IME, I should have also not caved to societal pressure to try to keep the marriage intact. IME, the marriage you had is dead upon the discovery of infidelity and there is really no rebuilding unless you are in the very rare circumstance that your DH has immediately confessed on his own and willingly entered therapy to address his issues and make amends. It is impossible to rebuild a healthy marriage on a foundation of lies with a person who lacks the capacity for self-examination, self-regulation, and open communication, negotiation and honesty.

Anonymous
Anonymous wrote:The only people advising not telling the AP’s husband are cheaters.


+100.

This was my first thought as well. Wjy wouldn’t you want to know? OW did her a favor by telling her.

It’s the strangest thing when posters say the OW is nasty for revealing this information, and I’m thinking that the OW is nasty for many reasons but not for revealing.
Anonymous
I don’t think the OW is married.
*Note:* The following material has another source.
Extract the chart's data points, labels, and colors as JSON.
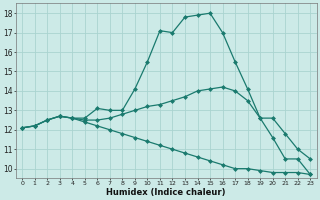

She’s scorned and told OP to hurt her husband. I just don’t believe a married woman with children would risk hurting them. If she is married, don’t tell her husband. It’s not OPs responsibility. If OW has kids, you’d be a truly crappy person to willfully change the trajectory of innocent kid’s lives. Pay attention to our country right now. OWs husband could seek his own revenge on OPs husband. Deal with your issues without dragging the innocent into it.